La décision de Mme Le Brun de ne pas mettre en place d'Activités Périscolaires dans le cadre de la réforme des rythmes sacrifie des opportunités de renforcer l'éducation des jeunes et la démocratisation de la culture.
Les modalités de ce choix sont peu démocratiques. Le Conseil Municipal n'a pas été consulté. La ville revient sur son pré-projet envoyé à l'inspection académique. Le Comité Technique et les conseils d'école s'étaient mis d'accord, dans quatre école du moins, après des mois de discussion, particulièrement actives chez les parents des six écoles publiques de Morlaix, sur une solution avec des TAP deux après-midi par semaine (2 fois 1h30) pour offrir aux enfants des activités éducatives, culturelles et sportives épanouissantes. Lors de la campagne électorale, Agnès Le Brun s'était engagée à mettre en place des activités périscolaires gratuites dans les écoles qui le désiraient sur le temps libéré par le report des heures de cours le mercredi matin.
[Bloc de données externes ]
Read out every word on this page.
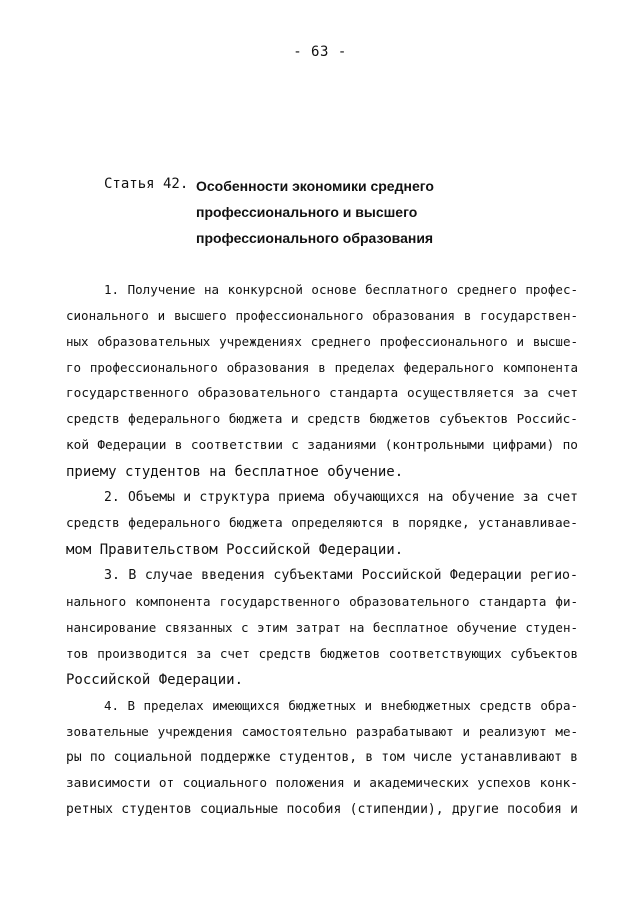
- 63 -
Статья 42. Особенности экономики среднего
профессионального и высшего
профессионального образования
1. Получение на конкурсной основе бесплатного среднего профес-
сионального и высшего профессионального образования в государствен-
ных образовательных учреждениях среднего профессионального и высше-
го профессионального образования в пределах федерального компонента
государственного образовательного стандарта осуществляется за счет
средств федерального бюджета и средств бюджетов субъектов Российс-
кой Федерации в соответствии с заданиями (контрольными цифрами) по
приему студентов на бесплатное обучение.
2. Объемы и структура приема обучающихся на обучение за счет
средств федерального бюджета определяются в порядке, устанавливае-
мом Правительством Российской Федерации.
3. В случае введения субъектами Российской Федерации регио-
нального компонента государственного образовательного стандарта фи-
нансирование связанных с этим затрат на бесплатное обучение студен-
тов производится за счет средств бюджетов соответствующих субъектов
Российской Федерации.
4. В пределах имеющихся бюджетных и внебюджетных средств обра-
зовательные учреждения самостоятельно разрабатывают и реализуют ме-
ры по социальной поддержке студентов, в том числе устанавливают в
зависимости от социального положения и академических успехов конк-
ретных студентов социальные пособия (стипендии), другие пособия и
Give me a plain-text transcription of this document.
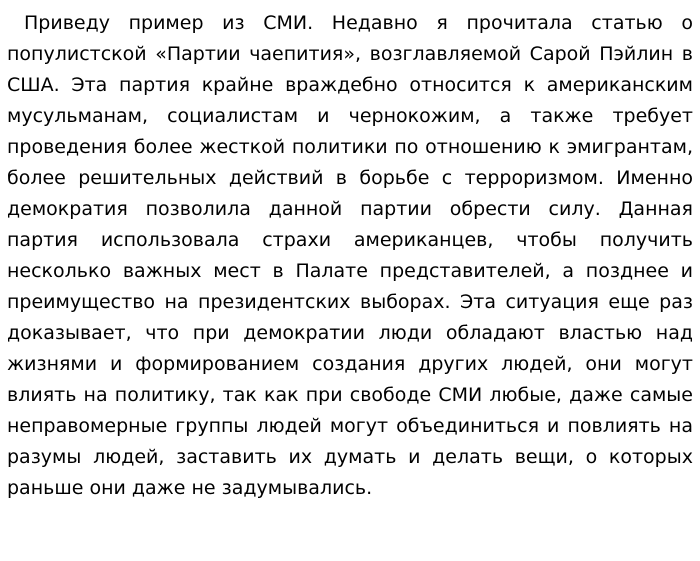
Приведу пример из СМИ. Недавно я прочитала статью о популистской «Партии чаепития», возглавляемой Сарой Пэйлин в США. Эта партия крайне враждебно относится к американским мусульманам, социалистам и чернокожим, а также требует проведения более жесткой политики по отношению к эмигрантам, более решительных действий в борьбе с терроризмом. Именно демократия позволила данной партии обрести силу. Данная партия использовала страхи американцев, чтобы получить несколько важных мест в Палате представителей, а позднее и преимущество на президентских выборах. Эта ситуация еще раз доказывает, что при демократии люди обладают властью над жизнями и формированием создания других людей, они могут влиять на политику, так как при свободе СМИ любые, даже самые неправомерные группы людей могут объединиться и повлиять на разумы людей, заставить их думать и делать вещи, о которых раньше они даже не задумывались.
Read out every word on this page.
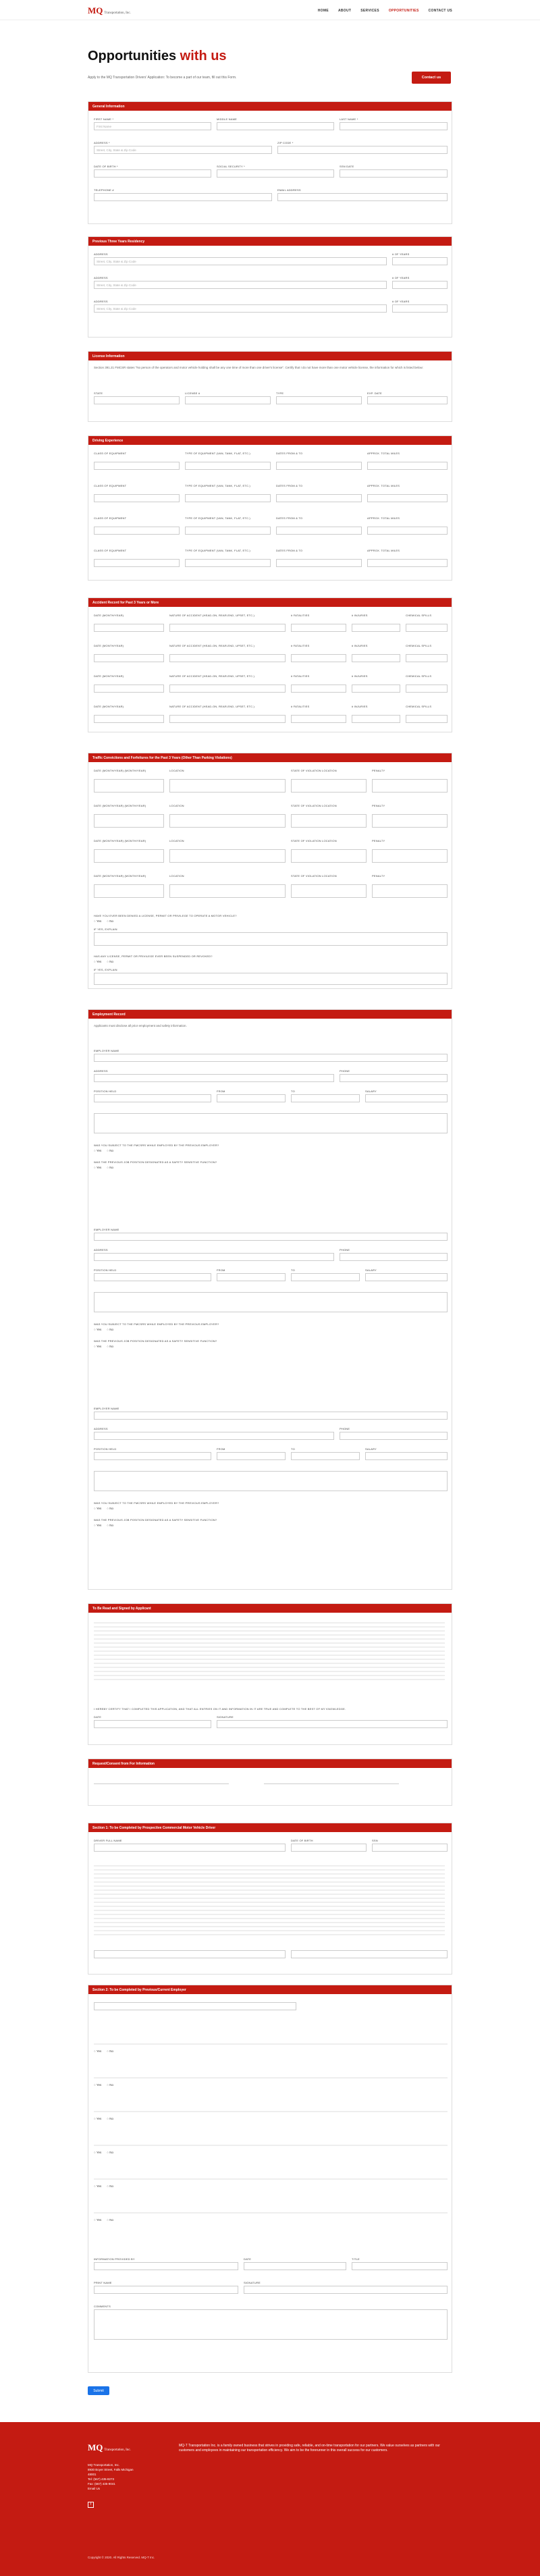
MQ Transportation, Inc.
HOME	ABOUT	SERVICES	OPPORTUNITIES	CONTACT US
Opportunities with us
Apply to the MQ Transportation Drivers' Application: To become a part of our team, fill out this Form.	Contact us
General Information
FIRST NAME *	MIDDLE NAME	LAST NAME *
First Name
ADDRESS *	ZIP CODE *
Street, City, State & Zip Code
DATE OF BIRTH *	SOCIAL SECURITY *	SSN DATE
TELEPHONE #	EMAIL ADDRESS
Previous Three Years Residency
ADDRESS	# OF YEARS
Street, City, State & Zip Code
ADDRESS	# OF YEARS
Street, City, State & Zip Code
ADDRESS	# OF YEARS
Street, City, State & Zip Code
License Information
Section 391.21 FMCSR states "No person of the operators and motor vehicle holding shall be any one time of more than one driver's license". Certify that I do not have more than one motor vehicle license, the information for which is listed below:
STATE	LICENSE #	TYPE	EXP. DATE
Driving Experience
CLASS OF EQUIPMENT	TYPE OF EQUIPMENT (VAN, TANK, FLAT, ETC.)	DATES FROM & TO	APPROX. TOTAL MILES
CLASS OF EQUIPMENT	TYPE OF EQUIPMENT (VAN, TANK, FLAT, ETC.)	DATES FROM & TO	APPROX. TOTAL MILES
CLASS OF EQUIPMENT	TYPE OF EQUIPMENT (VAN, TANK, FLAT, ETC.)	DATES FROM & TO	APPROX. TOTAL MILES
CLASS OF EQUIPMENT	TYPE OF EQUIPMENT (VAN, TANK, FLAT, ETC.)	DATES FROM & TO	APPROX. TOTAL MILES
Accident Record for Past 3 Years or More
DATE (MONTH/YEAR)	NATURE OF ACCIDENT (HEAD-ON, REAR-END, UPSET, ETC.)	# FATALITIES	# INJURIES	CHEMICAL SPILLS
DATE (MONTH/YEAR)	NATURE OF ACCIDENT (HEAD-ON, REAR-END, UPSET, ETC.)	# FATALITIES	# INJURIES	CHEMICAL SPILLS
DATE (MONTH/YEAR)	NATURE OF ACCIDENT (HEAD-ON, REAR-END, UPSET, ETC.)	# FATALITIES	# INJURIES	CHEMICAL SPILLS
DATE (MONTH/YEAR)	NATURE OF ACCIDENT (HEAD-ON, REAR-END, UPSET, ETC.)	# FATALITIES	# INJURIES	CHEMICAL SPILLS
Traffic Convictions and Forfeitures for the Past 3 Years (Other Than Parking Violations)
HAVE YOU EVER BEEN DENIED A LICENSE, PERMIT OR PRIVILEGE TO OPERATE A MOTOR VEHICLE?
○ Yes	○ No
IF YES, EXPLAIN
HAS ANY LICENSE, PERMIT OR PRIVILEGE EVER BEEN SUSPENDED OR REVOKED?
○ Yes	○ No
IF YES, EXPLAIN
DATE (MONTH/YEAR) (MONTH/YEAR)	LOCATION	STATE OF VIOLATION LOCATION	PENALTY
DATE (MONTH/YEAR) (MONTH/YEAR)	LOCATION	STATE OF VIOLATION LOCATION	PENALTY
DATE (MONTH/YEAR) (MONTH/YEAR)	LOCATION	STATE OF VIOLATION LOCATION	PENALTY
DATE (MONTH/YEAR) (MONTH/YEAR)	LOCATION	STATE OF VIOLATION LOCATION	PENALTY
Employment Record
Applicants must disclose all prior employment and safety information.
EMPLOYER NAME
ADDRESS	PHONE
POSITION HELD	FROM	TO	SALARY
WAS YOU SUBJECT TO THE FMCSRS WHILE EMPLOYED BY THE PREVIOUS EMPLOYER?
○ Yes	○ No
WAS THE PREVIOUS JOB POSITION DESIGNATED AS A SAFETY SENSITIVE FUNCTION?
○ Yes	○ No
EMPLOYER NAME
ADDRESS	PHONE
POSITION HELD	FROM	TO	SALARY
WAS YOU SUBJECT TO THE FMCSRS WHILE EMPLOYED BY THE PREVIOUS EMPLOYER?
○ Yes	○ No
WAS THE PREVIOUS JOB POSITION DESIGNATED AS A SAFETY SENSITIVE FUNCTION?
○ Yes	○ No
EMPLOYER NAME
ADDRESS	PHONE
POSITION HELD	FROM	TO	SALARY
WAS YOU SUBJECT TO THE FMCSRS WHILE EMPLOYED BY THE PREVIOUS EMPLOYER?
○ Yes	○ No
WAS THE PREVIOUS JOB POSITION DESIGNATED AS A SAFETY SENSITIVE FUNCTION?
○ Yes	○ No
To Be Read and Signed by Applicant
I HEREBY CERTIFY THAT I COMPLETED THIS APPLICATION, AND THAT ALL ENTRIES ON IT AND INFORMATION IN IT ARE TRUE AND COMPLETE TO THE BEST OF MY KNOWLEDGE.
DATE	SIGNATURE
Request/Consent from For Information
Section 1: To be Completed by Prospective Commercial Motor Vehicle Driver
DRIVER FULL NAME	DATE OF BIRTH	SSN
Section 2: To be Completed by Previous/Current Employer
INFORMATION PROVIDED BY	DATE	TITLE
PRINT NAME	SIGNATURE
COMMENTS
○ Yes	○ No
○ Yes	○ No
○ Yes	○ No
○ Yes	○ No
○ Yes	○ No
○ Yes	○ No
Submit
MQ Transportation, Inc.
MQ Transportation, Inc.
8930 Boyer Street, Falls Michigan
48001
Tel: (567) 435-8273
Fax: (567) 435-9041
Email Us
f
MQ-T Transportation Inc. is a family owned business that strives in providing safe, reliable, and on-time transportation for our partners. We value ourselves as partners with our customers and employees in maintaining our transportation efficiency. We aim to be the forerunner in this overall success for our customers.
Copyright © 2020. All Rights Reserved. MQ-T Inc.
Pour sa part, le Front de Gauche a toujours dit que la réforme des rythmes scolaires était inacceptable dans ses modalités: manque de concertation et de préparation, indifférence aux inquiétudes et aux critiques des acteurs de l'école et des élus, prise en compte restrictive du problème de l'échec scolaire et des rythmes de l'enfant, transfert aux collectivités de missions éducatives devant revenir à l'État et de l'essentiel du poids financier de la réforme, ce qui aggrave les inégalités territoriales et renforce une école à vitesses multiples.
Nous savons par ailleurs que dans le cadre de la politique d'austérité désastreuse décidée par Hollande et Valls soutirant 10,5 milliards d'euros aux collectivités locales d'ici 2017, 2,7 millions d'euros de dotations d'Etat doivent être retirées à Morlaix les quatre prochaines années. C'est une perte de recettes considérable et cela peut expliquer la frilosité de la Mairie pour financer les TAP dans les écoles publiques.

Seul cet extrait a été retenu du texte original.